DESCRIPTION (provided by applicant): Joint trauma as encountered during sports or other types of injury causes acute cartilage damage and joint inflammation and significantly increases long-term risk for the development of osteoarthritis (OA). After acute injury, patients experience severe and disabling joint pain and inflammation. Therapies that address the acute posttraumatic phase or prevent the development of chronic disabling OA are not available. Our previous research identified cartilage cell death as an important process after mechanical joint injury and in OA. Caspases are a class of enzymes that execute cell death and also activate interleukins that are important mediators of joint inflammation. In previous in vitro and animal model studies we established proof-of-concept that caspase inhibitors are effective in inhibiting cartilage cell death and in reducing the severity of experimental OA. The overall objective of the proposed project is to complete preclinical development of caspase inhibitors and enable a Phase I clinical trial in patients with joint trauma. We have access to a caspase inhibitor that has already been in clinical trials for liver disease. The formulation development (Aim 1) will demonstrate that the formulated caspase inhibitor is released in a biologically active form and has extended intraarticular retention time. The animal model studies (Aim 2) will test the formulated caspase inhibitor in comparison to the free drug and a vehicle control. Endpoints are quantitative measurements of cartilage degradation and joint inflammation. Biochemical markers will be included as secondary endpoints and correlated with the biomarkers observed in humans in Aim 4. Preclinical safety information and Phase II clinical safety data already exists on the caspase inhibitor. In aim 3 we will use standard assays that follow FDA guidance to establish safety of the formulated inhibitor following intraarticular injection. In parallel with these preclinical studies we will perform a clinical study (Aim 4) to characterize the patient population with posttraumatic arthritis to identify MRI and biochemical markers that predict and correlate with joint inflammation and cartilage degradation. Together, the preclinical and clinical components in this project will enable initiation of the first Phase I study to specifically address the needs for treatment of the acute symptoms and the prevention of chronic disability in humans with posttraumatic arthritis.

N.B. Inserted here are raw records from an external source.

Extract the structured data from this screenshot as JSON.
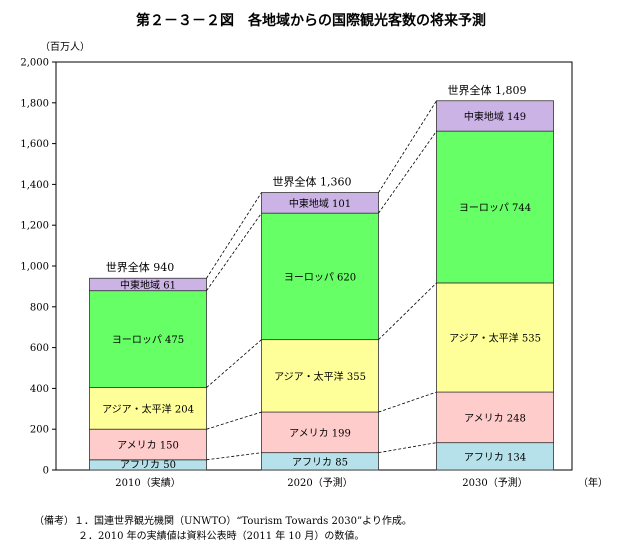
{
  "chart_data": {
    "type": "bar",
    "stacked": true,
    "title": "第２－３－２図　各地域からの国際観光客数の将来予測",
    "ylabel": "（百万人）",
    "xlabel": "（年）",
    "ylim": [
      0,
      2000
    ],
    "yticks": [
      "0",
      "200",
      "400",
      "600",
      "800",
      "1,000",
      "1,200",
      "1,400",
      "1,600",
      "1,800",
      "2,000"
    ],
    "categories": [
      "2010（実績）",
      "2020（予測）",
      "2030（予測）"
    ],
    "series": [
      {
        "name": "アフリカ",
        "color": "#b7e1ea",
        "values": [
          50,
          85,
          134
        ]
      },
      {
        "name": "アメリカ",
        "color": "#ffcccc",
        "values": [
          150,
          199,
          248
        ]
      },
      {
        "name": "アジア・太平洋",
        "color": "#ffff99",
        "values": [
          204,
          355,
          535
        ]
      },
      {
        "name": "ヨーロッパ",
        "color": "#66ff66",
        "values": [
          475,
          620,
          744
        ]
      },
      {
        "name": "中東地域",
        "color": "#ccb3e6",
        "values": [
          61,
          101,
          149
        ]
      }
    ],
    "total_labels": [
      "世界全体 940",
      "世界全体 1,360",
      "世界全体 1,809"
    ],
    "totals": [
      940,
      1360,
      1809
    ]
  },
  "notes": {
    "line1": "（備考）１．国連世界観光機関（UNWTO）“Tourism Towards 2030”より作成。",
    "line2": "２．2010 年の実績値は資料公表時（2011 年 10 月）の数値。"
  }
}
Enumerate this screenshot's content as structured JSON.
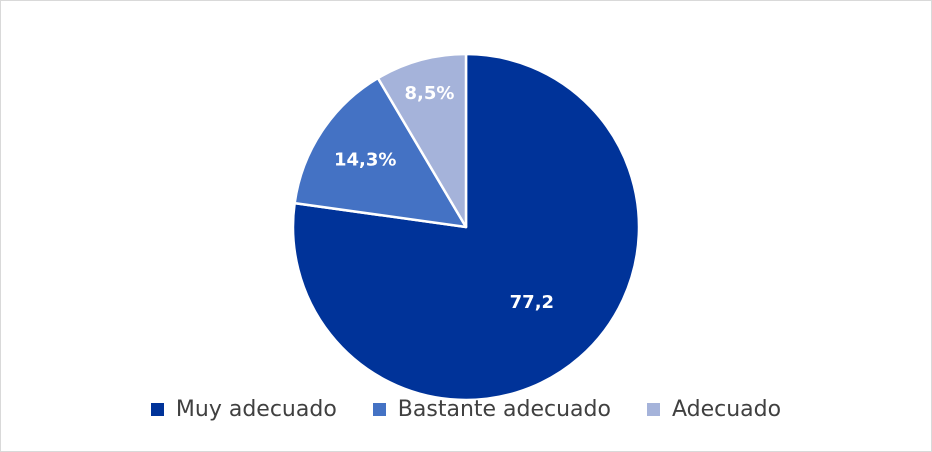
{
  "chart_data": {
    "type": "pie",
    "title": "",
    "categories": [
      "Muy adecuado",
      "Bastante adecuado",
      "Adecuado"
    ],
    "values": [
      77.2,
      14.3,
      8.5
    ],
    "value_labels": [
      "77,2",
      "14,3%",
      "8,5%"
    ],
    "colors": [
      "#003399",
      "#4472C4",
      "#A5B3DA"
    ],
    "start_angle_deg": 0,
    "direction": "clockwise",
    "legend_position": "bottom"
  }
}
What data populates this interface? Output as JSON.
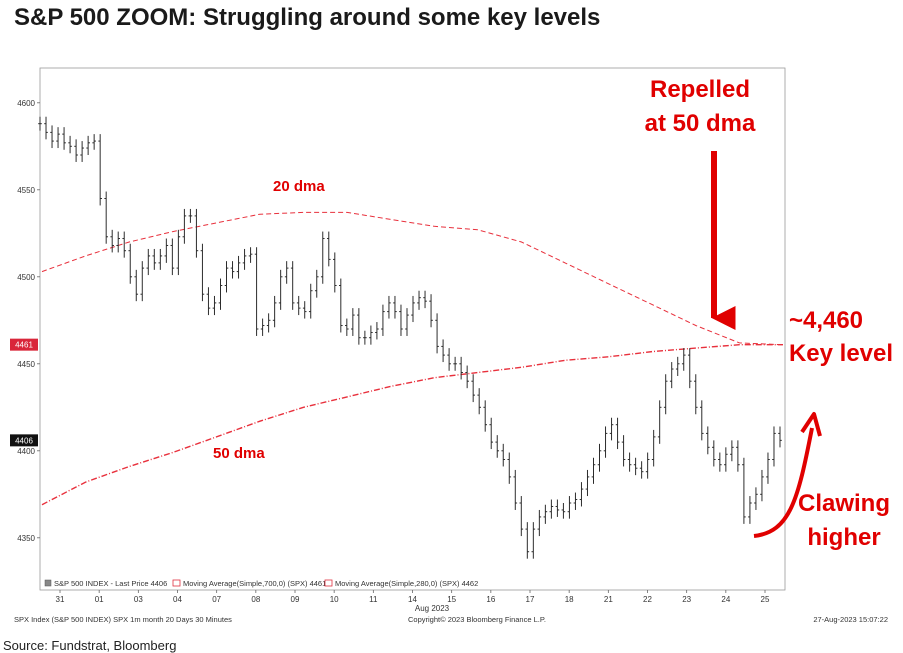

描述（由申请人提供）：运动或其他类型的伤害期间遇到的关节创伤会导致急性软骨损伤和关节炎症，并显着增加骨关节炎（OA）的长期风险。急性损伤后，患者会出现严重而禁用关节疼痛和炎症。无法使用急性创伤后阶段或防止慢性破坏OA的疗法。我们以前的研究将软骨细胞死亡确定为机械关节损伤和OA后的重要过程。胱天蛋白酶是一类酶，可执行细胞死亡，并激活白细胞介素，这些酶是关节炎症的重要介质。在以前的体外和动物模型研究中，我们确定了概念概念，即caspase抑制剂可有效抑制软骨细胞死亡并降低实验性OA的严重程度。拟议项目的总体目标是完成caspase抑制剂的临床前开发，并在关节创伤患者中进行I期临床试验。我们可以使用已经在肝病临床试验中的caspase抑制剂。配方开发（AIM 1）将证明配制的caspase抑制剂以生物活性形式释放，并扩大了关节内保留时间。与自由药物和媒介物控制相比，动物模型研究（AIM 2）将测试配制的caspase抑制剂。终点是软骨降解和关节炎症的定量测量。生化标记将作为次要终点包括在内，与AIM 4中人类观察到的生物标志物相关。临床前安全信息和II期临床安全数据已经存在于caspase抑制剂上。在AIM 3中，我们将使用遵循FDA指南的标准测定法，以确立关节内注射后配方抑制剂的安全性。与这些临床前研究同时，我们将进行临床研究（AIM 4），以表征患有创伤后关节炎的患者人群，以鉴定MRI和生化标志物，这些MRI和生化标志物预测并与关节炎症和软骨降解相关。共同，该项目中的临床前和临床成分将使第一阶段I研究开始，以特别满足治疗急性症状的需求以及预防创伤后关节炎的人类的慢性残疾。